Saturday, June 3, 2017

1022. Dhanvantari and the blood sucking Leech.

Initially I was interested in studying and knowing the iconography of the Deities. I was pulled towards the Vaishnava Iconography and started to read Vishnu Kosha by S.K Ramachandra Rao, Vaishnava Iconography in the Tamil country by R.Champakalakshmi, The Iconography of Vaishnava images in Orrisa by Thomas E Donaldson, Vaisnava Art and Iconography of Kashmir by Bansi Lal Malla and a few more book on ancient sculptures depicting Maha Vishnu. It was interesting to find that the sculptures of Vishnu from the Gupta period (320 AD) had His attribute Sudarshana Chakra personified as a short and stout person with a pot belly.    
While knowing about the different incarnations of Maha Vishnu and its iconography I was wondering why we normally mention the Dasavataras alone where only the 10 incarnation of Maha Vishnu mentioned. In fact at the time of Kurmavatara (Tortoise incarnation) Maha Vishnu came as Mohini (damsel who distributed the Ambrosia) and also the one who brought the pot of Ambrosia Dhanvantari (the celestial physician). 

Though the tortoise incarnation became famous these two Mohini and Dhanvantari has not been talked about.
The iconography of Dhanvantari is very interesting.

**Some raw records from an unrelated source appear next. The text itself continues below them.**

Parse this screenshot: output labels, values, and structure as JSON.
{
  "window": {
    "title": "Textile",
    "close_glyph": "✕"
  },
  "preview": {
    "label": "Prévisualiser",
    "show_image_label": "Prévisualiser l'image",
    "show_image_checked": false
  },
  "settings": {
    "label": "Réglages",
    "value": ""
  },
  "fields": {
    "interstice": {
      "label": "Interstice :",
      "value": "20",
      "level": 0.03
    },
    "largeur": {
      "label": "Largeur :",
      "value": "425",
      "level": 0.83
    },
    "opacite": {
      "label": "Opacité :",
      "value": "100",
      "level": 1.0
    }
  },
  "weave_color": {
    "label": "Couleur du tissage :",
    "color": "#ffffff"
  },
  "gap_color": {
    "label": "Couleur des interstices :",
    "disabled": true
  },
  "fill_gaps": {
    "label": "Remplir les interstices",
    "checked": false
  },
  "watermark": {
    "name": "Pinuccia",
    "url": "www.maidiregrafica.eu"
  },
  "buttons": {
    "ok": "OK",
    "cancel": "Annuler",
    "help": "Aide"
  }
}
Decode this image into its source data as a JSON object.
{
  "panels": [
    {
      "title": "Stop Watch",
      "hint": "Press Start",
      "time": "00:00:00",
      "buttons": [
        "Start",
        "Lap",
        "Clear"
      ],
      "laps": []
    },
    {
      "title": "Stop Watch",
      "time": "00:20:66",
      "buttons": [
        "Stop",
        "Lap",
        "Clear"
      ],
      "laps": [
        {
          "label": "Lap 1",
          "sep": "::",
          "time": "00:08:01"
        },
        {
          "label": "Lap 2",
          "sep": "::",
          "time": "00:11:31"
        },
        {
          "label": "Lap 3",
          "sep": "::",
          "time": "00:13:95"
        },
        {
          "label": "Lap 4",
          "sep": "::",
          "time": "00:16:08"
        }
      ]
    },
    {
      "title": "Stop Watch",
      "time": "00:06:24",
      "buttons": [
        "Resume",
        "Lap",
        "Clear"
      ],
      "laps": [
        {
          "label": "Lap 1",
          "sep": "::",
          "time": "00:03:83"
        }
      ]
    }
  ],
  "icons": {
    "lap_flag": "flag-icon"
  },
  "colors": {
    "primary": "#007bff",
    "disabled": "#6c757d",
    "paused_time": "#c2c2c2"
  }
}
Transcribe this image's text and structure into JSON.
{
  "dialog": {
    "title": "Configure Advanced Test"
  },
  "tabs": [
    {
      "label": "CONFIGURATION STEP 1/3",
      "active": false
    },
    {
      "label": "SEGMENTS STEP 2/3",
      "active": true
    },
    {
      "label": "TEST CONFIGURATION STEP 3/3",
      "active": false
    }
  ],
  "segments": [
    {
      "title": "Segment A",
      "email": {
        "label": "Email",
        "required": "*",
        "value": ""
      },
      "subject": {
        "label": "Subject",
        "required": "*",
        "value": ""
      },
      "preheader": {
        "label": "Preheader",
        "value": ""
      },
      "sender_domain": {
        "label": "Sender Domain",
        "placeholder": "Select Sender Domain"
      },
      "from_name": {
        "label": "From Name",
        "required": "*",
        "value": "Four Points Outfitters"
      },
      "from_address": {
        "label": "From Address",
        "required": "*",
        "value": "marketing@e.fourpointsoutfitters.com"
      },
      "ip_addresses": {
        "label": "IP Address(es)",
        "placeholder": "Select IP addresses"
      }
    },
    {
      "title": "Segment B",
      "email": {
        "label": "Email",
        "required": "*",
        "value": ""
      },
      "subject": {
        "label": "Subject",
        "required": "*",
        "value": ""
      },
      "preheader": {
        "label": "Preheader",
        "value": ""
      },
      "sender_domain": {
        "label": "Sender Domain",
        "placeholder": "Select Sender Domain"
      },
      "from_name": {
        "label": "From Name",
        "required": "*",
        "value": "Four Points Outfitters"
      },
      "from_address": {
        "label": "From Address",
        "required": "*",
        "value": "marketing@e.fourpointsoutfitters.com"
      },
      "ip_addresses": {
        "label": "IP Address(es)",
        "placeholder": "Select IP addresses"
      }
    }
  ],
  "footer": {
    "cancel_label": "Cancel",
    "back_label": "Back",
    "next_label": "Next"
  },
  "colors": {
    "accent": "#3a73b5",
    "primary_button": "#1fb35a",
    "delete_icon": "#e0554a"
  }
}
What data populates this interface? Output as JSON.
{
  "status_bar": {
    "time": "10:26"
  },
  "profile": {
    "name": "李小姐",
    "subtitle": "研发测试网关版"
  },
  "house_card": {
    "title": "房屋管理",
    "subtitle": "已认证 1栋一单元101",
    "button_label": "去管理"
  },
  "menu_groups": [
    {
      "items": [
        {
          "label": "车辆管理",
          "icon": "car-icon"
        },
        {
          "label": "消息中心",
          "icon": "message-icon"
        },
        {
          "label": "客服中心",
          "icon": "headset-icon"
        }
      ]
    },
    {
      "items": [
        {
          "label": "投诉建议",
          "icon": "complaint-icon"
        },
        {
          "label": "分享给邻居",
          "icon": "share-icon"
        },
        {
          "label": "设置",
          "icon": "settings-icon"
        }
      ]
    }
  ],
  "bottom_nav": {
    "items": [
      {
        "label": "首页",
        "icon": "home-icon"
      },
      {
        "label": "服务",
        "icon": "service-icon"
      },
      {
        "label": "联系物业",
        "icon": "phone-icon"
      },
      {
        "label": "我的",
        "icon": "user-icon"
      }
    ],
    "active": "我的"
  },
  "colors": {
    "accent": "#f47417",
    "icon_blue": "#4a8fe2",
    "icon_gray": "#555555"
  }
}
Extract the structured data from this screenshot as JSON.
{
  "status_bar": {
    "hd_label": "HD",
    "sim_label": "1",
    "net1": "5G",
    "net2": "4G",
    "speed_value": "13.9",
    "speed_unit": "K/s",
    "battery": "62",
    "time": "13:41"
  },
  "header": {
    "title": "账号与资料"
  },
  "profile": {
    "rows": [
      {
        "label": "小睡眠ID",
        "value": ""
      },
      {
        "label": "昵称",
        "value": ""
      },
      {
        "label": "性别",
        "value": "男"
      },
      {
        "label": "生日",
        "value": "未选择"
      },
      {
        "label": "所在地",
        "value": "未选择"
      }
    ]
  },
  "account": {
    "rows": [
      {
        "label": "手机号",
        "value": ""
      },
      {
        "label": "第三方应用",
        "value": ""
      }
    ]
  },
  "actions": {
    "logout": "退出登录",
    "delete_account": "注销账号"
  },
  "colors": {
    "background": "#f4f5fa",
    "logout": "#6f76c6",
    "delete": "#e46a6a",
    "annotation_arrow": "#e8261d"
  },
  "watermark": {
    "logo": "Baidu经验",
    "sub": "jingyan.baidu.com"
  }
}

He has four arms and in His upper right and left He holds the Sankha (Conch) and Chakra (Disc) respectively. In His lower left hand He has Amrutha Kalasha (pot of Ambrosia) and in His lower right He holds a Jaluka (Leech).     

Leeches are creepy worms found in marshy places. They are generally blood suckers but why would Dhanvantari hold it in His hand is the question? 

Leeches came with Dhanvantari at the time of Samudra Manthana (churning of the ocean).  Ayurveda considers leeches to be the best to get the clotted blood out of the body. Leech therapy was used in ancient India when the soldiers in the war had the blood clot and in the reattachment of the severed limbs in the battle where the leeches were used periodically to suck the stagnant blood from the veins till it recovered. Amazing part is that the leech bite is not experienced as its saliva has aesthetic qualities; also it has enzymes and serums which stop blood from coagulating.

Recently the medical world is using leeches to treat varicose veins too. Leeches are given a wash in the water mixed with turmeric to make it sterilised and then they are left on the swollen veins to suck the stagnant deoxygenated blood in the veins.      
Ayurvedic practitioners say that using leeches on the diabetic patients can save them from the complications due to delay in healing of surgical wounds. It is said that the saliva from the leech is also used in cancer treatment and for cosmetic treatment too. One leech can suck blood up to ten times its weight. One section of sucking can make it sustain for several months. The leech grip is tight and it falls off on its own once it has had its stomach full of blood. There is no pain and the bites heal quickly too.

There are not many temples dedicated to Dhanvantari in North India but in South there are a few. Among the states in South India Kerala has many Dhanvantari temples. Off which the one in Nelluvaya, Thottuva, Koozhakottu, Anakkal, Maruthor Vattam, Prayikkara are most visited. This show how Dhanvantari and leeches are closely associated, we find more leeches in Kerala.  There is a Dhanvantari temple inside the famous Srirangam temple as well as Kanchi Varadaraja Temple.